Il est toutefois urgent de sensibiliser la population sur les dangers de cette maladie et de publier un guide des bonnes pratiques visant à consolider le volet de la prévention relatif en particulier à la tuberculose zoonotique qui, selon l’Organisation mondiale de la santé animale, est une forme moins courante de tuberculose chez l’homme, principalement transmise de manière indirecte, par la consommation de lait, de produits laitiers ou de viande contaminée.

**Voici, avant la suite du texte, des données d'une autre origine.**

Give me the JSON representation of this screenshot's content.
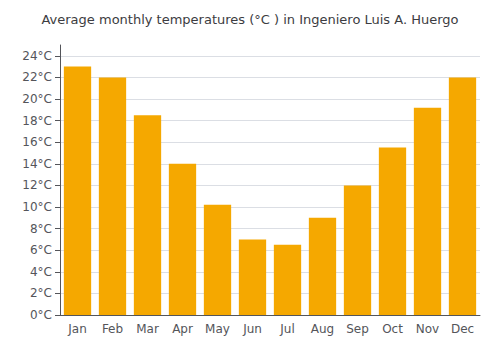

Des spots de sensibilisation à la télévision ou une application ciblant aussi bien les consommateurs que les  éleveurs pourraient bien évidemment  conforter les efforts de sensibilisation et de prévention.

En théorie, la tuberculose peut être transmise par la viande, donc il faut bien cuire la viande avant de la consommer, même si jusque-là nous n’avons recensé aucun cas par ce mode de transmission par la consommation de viande. Cela étant dit,  le risque n’est pas toujours écarté et il vaut mieux bien cuire la viande si le doute persiste autour de l’origine.

Pour la tuberculose bovine, c’est surtout au niveau de l’élevage que tout doit se faire, souligne  Dr Safa Doghri, médecin spécialiste en nutrition, diabétologie et maladies métaboliques. «Les hommes doivent consommer le lait pasteurisé, ou en cas de doute sur l’origine du lait, porter le lait à ébullition avant de le consommer».